UN BREVE PASEO POR LAS RAMAS DEL ARBOL.
Varios de mis consanguíneos hasta el segundo grado tienen un nombre igual al mío. Obsérvese que dije que tienen un nombre igual al mío y no que tuviesen mi mismo nombre. De darse este último extremo se producirían innúmeras complicaciones. En efecto, compartir nombre o tener el mismo nombre que otra persona, a diferencia de tener igual nombre, plantea situaciones de notable complejidad. Un posible remedio a tales intríngulis pudiese ser usarlo un día cada uno, pero eso también daría lugar a coyunturas harto enojosas que quedarán más claras si lo ejemplifico con un diálogo con mi tío, si éste tuviera mi mismo nombre, y no un nombre igual al mío, como en efecto sucede:
-Hola tío, te quería pedir, por ser mi cumpleaños, aun cuando sé que no me corresponde, porque hoy te toca a vos, que me dejes usar el nombre como excepción.
-¿Motivos?
-Porque me hacen la fiesta y, llegado el momento del soplido de velas de la torta, lo necesito sí o sí.
-Pensalo un poco y te darás cuenta que, técnicamente, no lo necesitarías, querido sobrino tocayo.
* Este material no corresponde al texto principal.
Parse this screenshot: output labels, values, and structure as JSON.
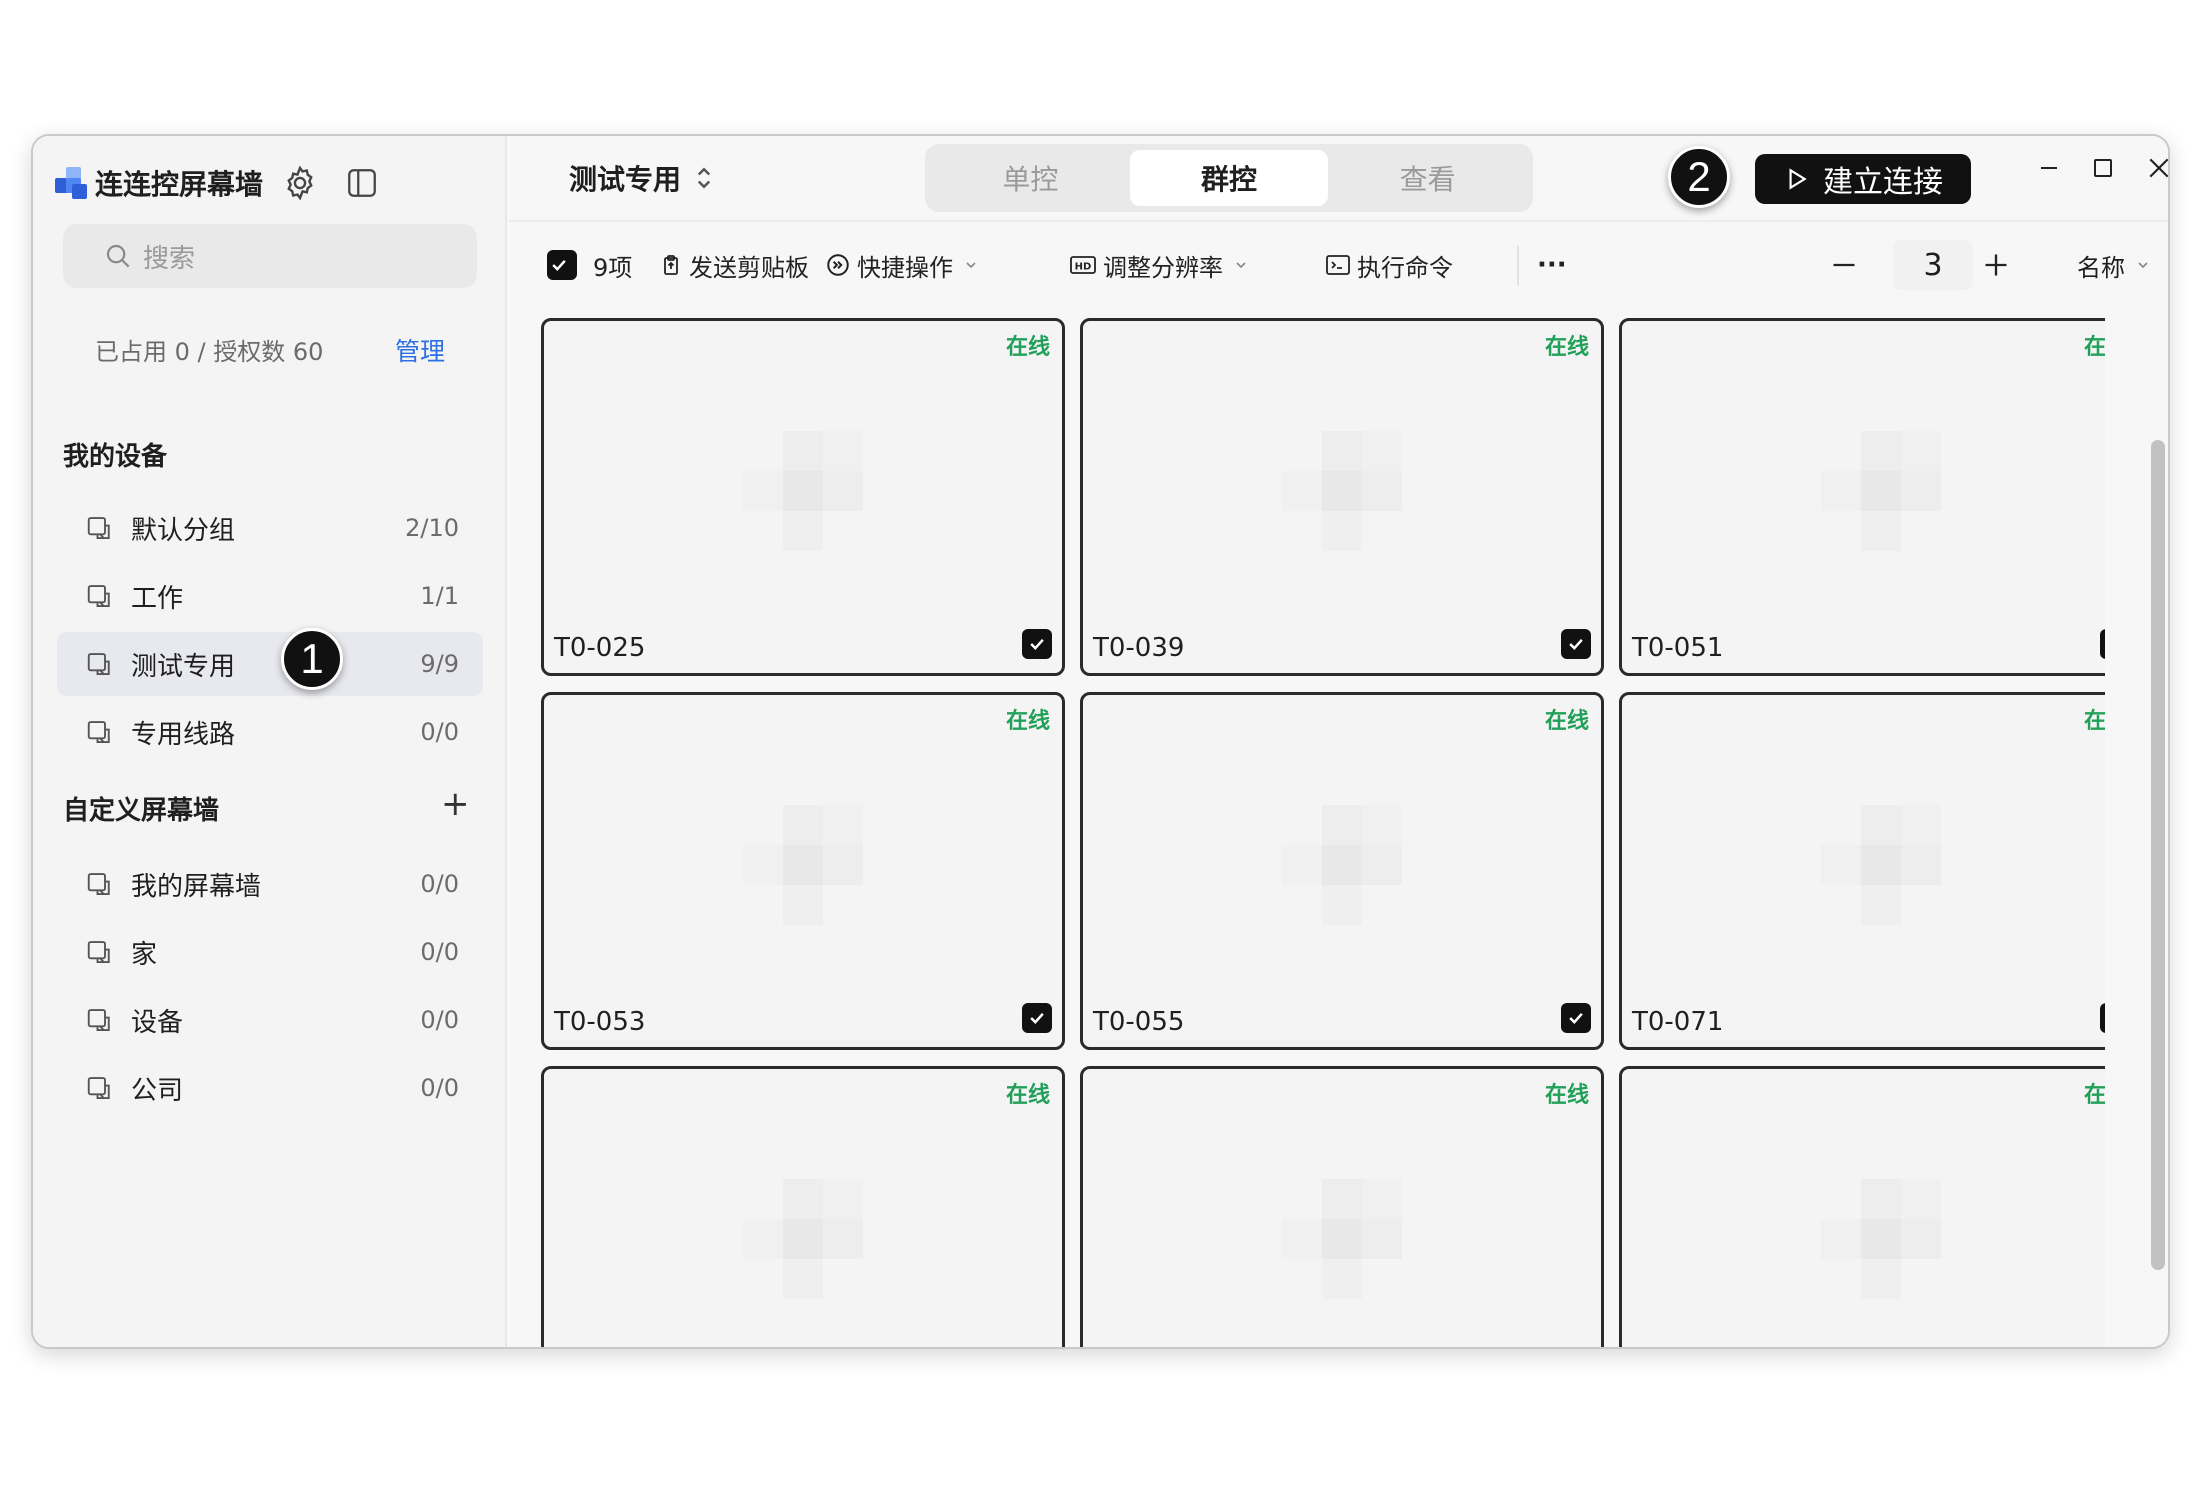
{
  "app": {
    "title": "连连控屏幕墙",
    "brand_colors": [
      "#2f5fd8",
      "#4f86f2",
      "#8fb5f8"
    ]
  },
  "sidebar": {
    "search_placeholder": "搜索",
    "quota_text": "已占用 0 / 授权数 60",
    "manage_label": "管理",
    "my_devices_title": "我的设备",
    "groups": [
      {
        "label": "默认分组",
        "count": "2/10"
      },
      {
        "label": "工作",
        "count": "1/1"
      },
      {
        "label": "测试专用",
        "count": "9/9",
        "active": true
      },
      {
        "label": "专用线路",
        "count": "0/0"
      }
    ],
    "custom_walls_title": "自定义屏幕墙",
    "add_label": "+",
    "walls": [
      {
        "label": "我的屏幕墙",
        "count": "0/0"
      },
      {
        "label": "家",
        "count": "0/0"
      },
      {
        "label": "设备",
        "count": "0/0"
      },
      {
        "label": "公司",
        "count": "0/0"
      }
    ]
  },
  "callouts": {
    "one": "1",
    "two": "2"
  },
  "topbar": {
    "current_group": "测试专用",
    "tabs": [
      {
        "label": "单控"
      },
      {
        "label": "群控",
        "active": true
      },
      {
        "label": "查看"
      }
    ],
    "connect_label": "建立连接"
  },
  "toolbar": {
    "selected_count": "9项",
    "send_clipboard": "发送剪贴板",
    "quick_actions": "快捷操作",
    "adjust_resolution": "调整分辨率",
    "run_command": "执行命令",
    "more": "···",
    "columns_value": "3",
    "sort_label": "名称"
  },
  "devices": [
    {
      "name": "T0-025",
      "status": "在线",
      "checked": true
    },
    {
      "name": "T0-039",
      "status": "在线",
      "checked": true
    },
    {
      "name": "T0-051",
      "status": "在线",
      "checked": true
    },
    {
      "name": "T0-053",
      "status": "在线",
      "checked": true
    },
    {
      "name": "T0-055",
      "status": "在线",
      "checked": true
    },
    {
      "name": "T0-071",
      "status": "在线",
      "checked": true
    },
    {
      "name": "",
      "status": "在线",
      "checked": true
    },
    {
      "name": "",
      "status": "在线",
      "checked": true
    },
    {
      "name": "",
      "status": "在线",
      "checked": true
    }
  ],
  "colors": {
    "accent_link": "#2f6fe4",
    "online": "#22a05a",
    "primary_button": "#111111"
  }
}
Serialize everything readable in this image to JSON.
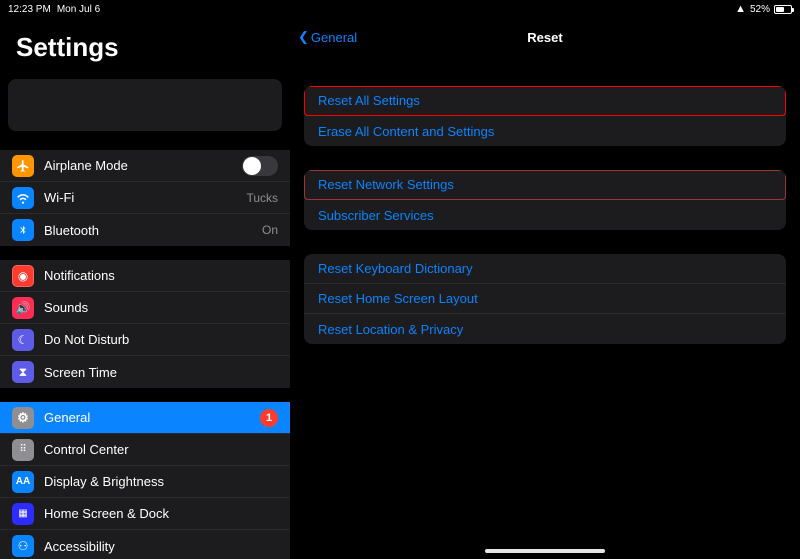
{
  "status": {
    "time": "12:23 PM",
    "date": "Mon Jul 6",
    "battery_percent": "52%"
  },
  "sidebar": {
    "title": "Settings",
    "airplane": {
      "label": "Airplane Mode"
    },
    "wifi": {
      "label": "Wi-Fi",
      "value": "Tucks"
    },
    "bluetooth": {
      "label": "Bluetooth",
      "value": "On"
    },
    "notifications": {
      "label": "Notifications"
    },
    "sounds": {
      "label": "Sounds"
    },
    "dnd": {
      "label": "Do Not Disturb"
    },
    "screen_time": {
      "label": "Screen Time"
    },
    "general": {
      "label": "General",
      "badge": "1"
    },
    "control_center": {
      "label": "Control Center"
    },
    "display": {
      "label": "Display & Brightness"
    },
    "home_screen": {
      "label": "Home Screen & Dock"
    },
    "accessibility": {
      "label": "Accessibility"
    }
  },
  "detail": {
    "back_label": "General",
    "title": "Reset",
    "group1": {
      "reset_all": "Reset All Settings",
      "erase_all": "Erase All Content and Settings"
    },
    "group2": {
      "reset_network": "Reset Network Settings",
      "subscriber": "Subscriber Services"
    },
    "group3": {
      "reset_keyboard": "Reset Keyboard Dictionary",
      "reset_home": "Reset Home Screen Layout",
      "reset_location": "Reset Location & Privacy"
    }
  }
}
Fijate bien: (cantando) “…Que los cumplas, Julito, que los cumplas feliz” Siempre te cantamos el cumpleaños feliz usando tu diminutivo. Pero no te hagas problemas, podés usar nuestro nombre sin problemas. En la oficina me llaman por el apellido, mis pibes me dicen papá, mi esposa me pone variados apodos y mi vieja y hermanos me llaman Negro. Así que usalo sin ningún inconveniente.
-¡Gracias tío!
En mi familia tienen un nombre igual al mío mi madre (aunque trocada la “o” final por una “a”), dos primos, mi abuelo, mi tío -como ya ha quedado dicho-, mi primita (también cambiando “o” final por “a”, y colocado en segundo lugar) y mi hermano. Así es, mi hermano tiene un nombre igual al mío, lo cual nos ha granjeado una módica admiración en los salones en los que nos hemos venido desempeñando. Pero es importante aclarar: en su caso está incluído a continuación del primero -tal como mi primita-. Nombre igual de dos hermanos, y ambos en primer lugar, hubiese planteado un sinfín de contratiempos, el primero de los cuales surgiría, más temprano que tarde, ante una eventual respuesta al llamado materno. Quiero decir que, sabiendo sobradamente que, en su mayoría, los llamados maternos son exclusivamente para encargues o regaños, qué buena escapatoria sería abstenerse de acudir alegando, como justificativo de la defección, que creía que la convocatoria era para mi hermano. Claro que, alterado el orden de los nombres iguales, quedaría prácticamente neutralizada esa posibilidad chicanera y rastrera. Acaso un alegato agónico para hacer valer ante la superioridad pudiera ser: pensaba que llamabas a mi hermano usando su segundo nombre. Parece un despropósito subestimativo, si no una estupidez inadmisible, pero no es tan así. Muchas veces yo mismo llamo a mi esposa por su segundo nombre (Adriana) aunque con fines diferentes que para una hipotética abstención ante la citación materna. Mis primos hermanos, en cambio, tienen sí esos nombres iguales colocados, ambos, en el primer lugar. Allí sí hubiese parecido del todo pertinente, ante el emplazamiento de la autoridad familiar, alegar la creencia de que llamaban al otro. Pero este razonamiento también quedará obliterado tan pronto comunique a mis queridos lectores que, desde que nacieron, ambos hermanitos fueron llamados por el segundo nombre, que es diferente en cada uno. Por último, como para dar un atractivo finiquito a este sobrio breviario, deseo apuntar que tanto los dos nombres de mi hermano como los dos míos son iguales.